In Virginia, the fight for environmental justice continues

Mariah Davis is the acting director of the Choose Clean Water Coalition. Queen Zakia Shabazz is the coordinator of the Virginia Environmental Justice Collaborative. A proposed mega-landfill across the street from the Pine Grove Elementary School in Virginia’s Cumberland County would accept up to 5,000 tons of waste every day, rising hundreds of feet high. Operating 24 hours a day for much of the week, the Green Ridge Recycling and Disposal Facility would accept trash from within a 500-mile radius.

This landfill, if sited, would present long-lasting and far-reaching consequences to the residents of Cumberland County, more than 30 percent of whom are Black.
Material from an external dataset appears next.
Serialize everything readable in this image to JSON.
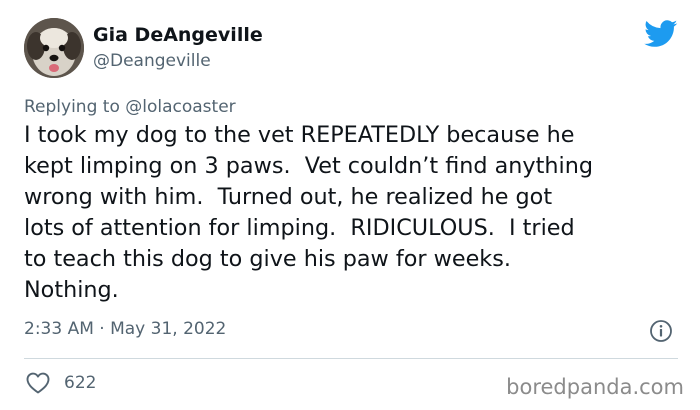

Hundreds of daily tractor-trailer trips on local roads and noxious odors emitting from the landfill will threaten air quality. Leaks from landfills present unacceptable risks to local streams and wetlands, a prospect made particularly alarming considering the large percentage of residents who rely on private wells for their drinking water. Collectively, the cumulative impacts of these consequences and many others endanger public health and the cultural heritage of this historic African American community. This threat, combined with the historic nature of the Pine Grove Elementary School, which educated African American children in the South at the height of the Jim Crow era, led the National Trust for Historic Preservation to recently name the Pine Grove School among the 11 most endangered places of 2021.